Apple has bought SigScalr, the maker of SigLens, giving it a tool to monitor and debug the processes of large numbers of interrelated applications.
Instead of needing multiple programs ranging from Xcode to Activity Monitor, an application monitoring app like SigLens is one tool that tracks and logs what happens inside several apps, or across many routines within the same one. With apps sometimes being written as very many related single-task ones, application monitors give a picture of the whole process.
SigLens from SigScalr was one such application monitor, and its makers claimed it to be up to 100% more efficient than its rivals, DataDog and Splunk.
Now according to the European Union, Apple has acquired "certain assets of SigScalr, Inc." and the option to "offer employment to and hire certain... employees." While the deal has only now been announced, it was reported to the EU on March 12, 2026.
As part of complying with the EU's Digital Markets Act, firms such as Apple are required to report acquisitions that are large or may be significant to European users. The EU publishes a summary of the report, and never less than four months after it has been notified of the acquisition.
In this case, the company appears to have been small, with its LinkedIn profile saying it had between two and ten employees. According to Founder Kunal Nawale's profile, it began in May 2021.
Based in Nashua, New Hampshire with offices or partners in California, Montana and India, the company spent three years in stealth development.
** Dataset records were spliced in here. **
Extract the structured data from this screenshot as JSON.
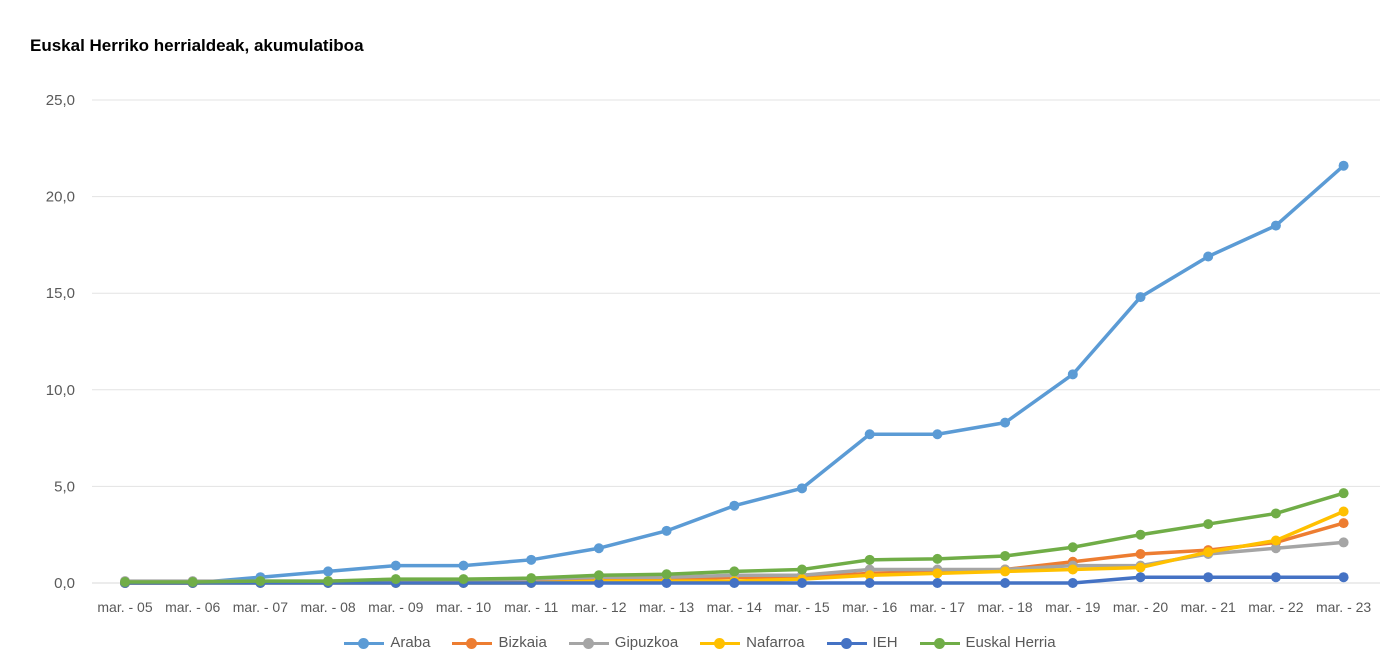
{
  "chart_data": {
    "type": "line",
    "title": "Euskal Herriko herrialdeak, akumulatiboa",
    "categories": [
      "mar. - 05",
      "mar. - 06",
      "mar. - 07",
      "mar. - 08",
      "mar. - 09",
      "mar. - 10",
      "mar. - 11",
      "mar. - 12",
      "mar. - 13",
      "mar. - 14",
      "mar. - 15",
      "mar. - 16",
      "mar. - 17",
      "mar. - 18",
      "mar. - 19",
      "mar. - 20",
      "mar. - 21",
      "mar. - 22",
      "mar. - 23"
    ],
    "x_tick_labels": [
      "mar. - 05",
      "mar. - 06",
      "mar. - 07",
      "mar. - 08",
      "mar. - 09",
      "mar. - 10",
      "mar. - 11",
      "mar. - 12",
      "mar. - 13",
      "mar. - 14",
      "mar. - 15",
      "mar. - 16",
      "mar. - 17",
      "mar. - 18",
      "mar. - 19",
      "mar. - 20",
      "mar. - 21",
      "mar. - 22",
      "mar. - 23"
    ],
    "y_ticks": [
      "0,0",
      "5,0",
      "10,0",
      "15,0",
      "20,0",
      "25,0"
    ],
    "ylim": [
      0,
      25
    ],
    "grid": true,
    "legend_position": "bottom",
    "series": [
      {
        "name": "Araba",
        "color": "#5B9BD5",
        "values": [
          0.0,
          0.0,
          0.3,
          0.6,
          0.9,
          0.9,
          1.2,
          1.8,
          2.7,
          4.0,
          4.9,
          7.7,
          7.7,
          8.3,
          10.8,
          14.8,
          16.9,
          18.5,
          21.6
        ]
      },
      {
        "name": "Bizkaia",
        "color": "#ED7D31",
        "values": [
          0.0,
          0.0,
          0.05,
          0.05,
          0.1,
          0.1,
          0.15,
          0.2,
          0.2,
          0.3,
          0.3,
          0.5,
          0.6,
          0.7,
          1.1,
          1.5,
          1.7,
          2.1,
          3.1
        ]
      },
      {
        "name": "Gipuzkoa",
        "color": "#A5A5A5",
        "values": [
          0.1,
          0.1,
          0.1,
          0.1,
          0.15,
          0.15,
          0.2,
          0.3,
          0.3,
          0.4,
          0.4,
          0.7,
          0.7,
          0.7,
          0.9,
          0.9,
          1.5,
          1.8,
          2.1
        ]
      },
      {
        "name": "Nafarroa",
        "color": "#FFC000",
        "values": [
          0.0,
          0.0,
          0.0,
          0.0,
          0.0,
          0.0,
          0.0,
          0.1,
          0.1,
          0.1,
          0.2,
          0.4,
          0.5,
          0.6,
          0.7,
          0.8,
          1.6,
          2.2,
          3.7
        ]
      },
      {
        "name": "IEH",
        "color": "#4472C4",
        "values": [
          0.0,
          0.0,
          0.0,
          0.0,
          0.0,
          0.0,
          0.0,
          0.0,
          0.0,
          0.0,
          0.0,
          0.0,
          0.0,
          0.0,
          0.0,
          0.3,
          0.3,
          0.3,
          0.3
        ]
      },
      {
        "name": "Euskal Herria",
        "color": "#70AD47",
        "values": [
          0.05,
          0.05,
          0.1,
          0.1,
          0.2,
          0.2,
          0.25,
          0.4,
          0.45,
          0.6,
          0.7,
          1.2,
          1.25,
          1.4,
          1.85,
          2.5,
          3.05,
          3.6,
          4.65
        ]
      }
    ]
  }
}
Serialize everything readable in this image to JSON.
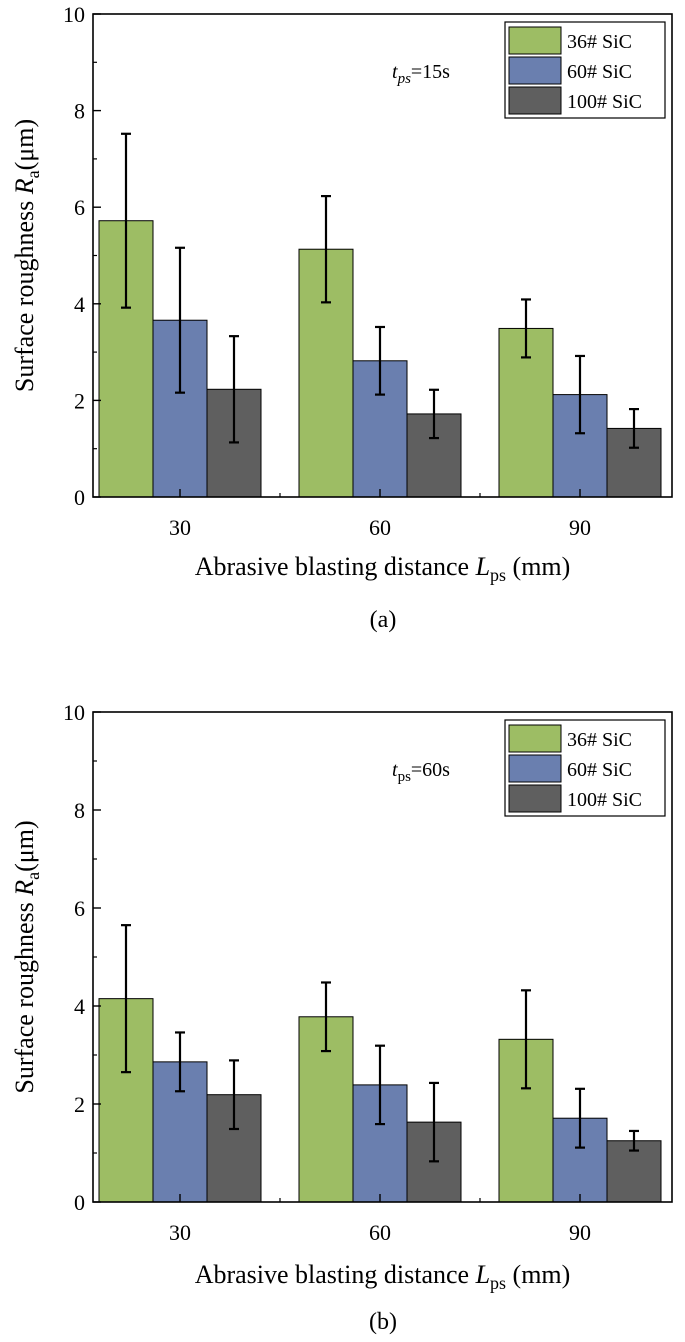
{
  "chart_data": [
    {
      "type": "bar",
      "categories": [
        "30",
        "60",
        "90"
      ],
      "series": [
        {
          "name": "36# SiC",
          "values": [
            5.72,
            5.13,
            3.49
          ],
          "errors": [
            1.8,
            1.1,
            0.6
          ],
          "color": "#9DBD64"
        },
        {
          "name": "60# SiC",
          "values": [
            3.66,
            2.82,
            2.12
          ],
          "errors": [
            1.5,
            0.7,
            0.8
          ],
          "color": "#6A7FAF"
        },
        {
          "name": "100# SiC",
          "values": [
            2.23,
            1.72,
            1.42
          ],
          "errors": [
            1.1,
            0.5,
            0.4
          ],
          "color": "#5F5F5F"
        }
      ],
      "ylim": [
        0,
        10
      ],
      "yticks": [
        "0",
        "2",
        "4",
        "6",
        "8",
        "10"
      ],
      "ylabel": {
        "main": "Surface roughness ",
        "italic": "R",
        "sub": "a",
        "unit": "(μm)"
      },
      "xlabel": {
        "main": "Abrasive blasting distance ",
        "italic": "L",
        "sub": "ps",
        "unit": " (mm)"
      },
      "annotation": {
        "italic": "t",
        "sub": "ps",
        "rest": "=15s"
      },
      "legend_position": "top-right",
      "caption": "(a)"
    },
    {
      "type": "bar",
      "categories": [
        "30",
        "60",
        "90"
      ],
      "series": [
        {
          "name": "36# SiC",
          "values": [
            4.15,
            3.78,
            3.32
          ],
          "errors": [
            1.5,
            0.7,
            1.0
          ],
          "color": "#9DBD64"
        },
        {
          "name": "60# SiC",
          "values": [
            2.86,
            2.39,
            1.71
          ],
          "errors": [
            0.6,
            0.8,
            0.6
          ],
          "color": "#6A7FAF"
        },
        {
          "name": "100# SiC",
          "values": [
            2.19,
            1.63,
            1.25
          ],
          "errors": [
            0.7,
            0.8,
            0.2
          ],
          "color": "#5F5F5F"
        }
      ],
      "ylim": [
        0,
        10
      ],
      "yticks": [
        "0",
        "2",
        "4",
        "6",
        "8",
        "10"
      ],
      "ylabel": {
        "main": "Surface roughness ",
        "italic": "R",
        "sub": "a",
        "unit": "(μm)"
      },
      "xlabel": {
        "main": "Abrasive blasting distance ",
        "italic": "L",
        "sub": "ps",
        "unit": " (mm)"
      },
      "annotation": {
        "italic": "t",
        "sub": "ps",
        "rest": "=60s"
      },
      "legend_position": "top-right",
      "caption": "(b)"
    }
  ]
}
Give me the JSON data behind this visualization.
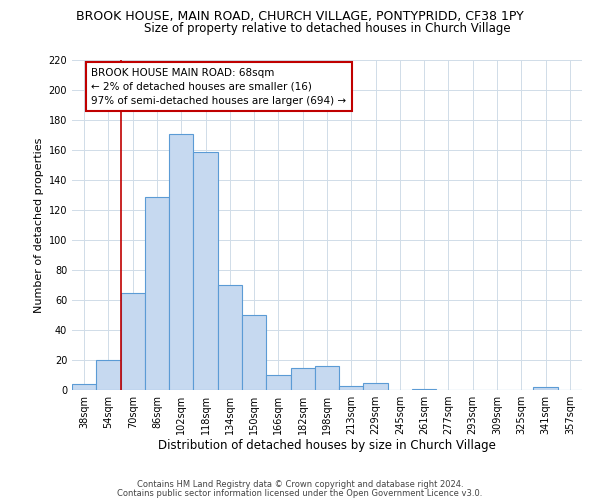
{
  "title": "BROOK HOUSE, MAIN ROAD, CHURCH VILLAGE, PONTYPRIDD, CF38 1PY",
  "subtitle": "Size of property relative to detached houses in Church Village",
  "xlabel": "Distribution of detached houses by size in Church Village",
  "ylabel": "Number of detached properties",
  "bar_labels": [
    "38sqm",
    "54sqm",
    "70sqm",
    "86sqm",
    "102sqm",
    "118sqm",
    "134sqm",
    "150sqm",
    "166sqm",
    "182sqm",
    "198sqm",
    "213sqm",
    "229sqm",
    "245sqm",
    "261sqm",
    "277sqm",
    "293sqm",
    "309sqm",
    "325sqm",
    "341sqm",
    "357sqm"
  ],
  "bar_values": [
    4,
    20,
    65,
    129,
    171,
    159,
    70,
    50,
    10,
    15,
    16,
    3,
    5,
    0,
    1,
    0,
    0,
    0,
    0,
    2,
    0
  ],
  "bar_color": "#c6d9f0",
  "bar_edge_color": "#5b9bd5",
  "vline_color": "#c00000",
  "ylim": [
    0,
    220
  ],
  "yticks": [
    0,
    20,
    40,
    60,
    80,
    100,
    120,
    140,
    160,
    180,
    200,
    220
  ],
  "annotation_title": "BROOK HOUSE MAIN ROAD: 68sqm",
  "annotation_line1": "← 2% of detached houses are smaller (16)",
  "annotation_line2": "97% of semi-detached houses are larger (694) →",
  "annotation_box_color": "#ffffff",
  "annotation_box_edge": "#c00000",
  "footer1": "Contains HM Land Registry data © Crown copyright and database right 2024.",
  "footer2": "Contains public sector information licensed under the Open Government Licence v3.0.",
  "bg_color": "#ffffff",
  "grid_color": "#d0dce8",
  "title_fontsize": 9,
  "subtitle_fontsize": 8.5,
  "xlabel_fontsize": 8.5,
  "ylabel_fontsize": 8,
  "tick_fontsize": 7,
  "annotation_fontsize": 7.5,
  "footer_fontsize": 6
}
It then secured $1.76 million through a pre-seed funding round in 2024 and released SigLens as an open-source project on February 20, 2024.
Nawale himself previously spent 2017 to 2021 working for Salesforce in various roles concerning similar ideas. He was first a principal engineer working on big data projects, and then became a software architect focusing on application monitoring and observability.
SigScalr is a single-app company, which means there's no question over what Apple has acquired. But neither company has announced what is to happen next, and SigScalr's website has been taken down.
The company has yet to remove its code from GitHub, although datestamps show it hasn't updated that code since July 2025.
Based on that code and the Internet Archive's copy of the firm's website, SigLens is built to let developers analyze apps in detail. That may now be particularly useful when routines could be written with vibe coding, meaning no developer wrote or documented it.
If SigLens is to become absorbed into Apple's Xcode development system, it follows similar acquisitions such as the June 2026 one of Swift tool Play.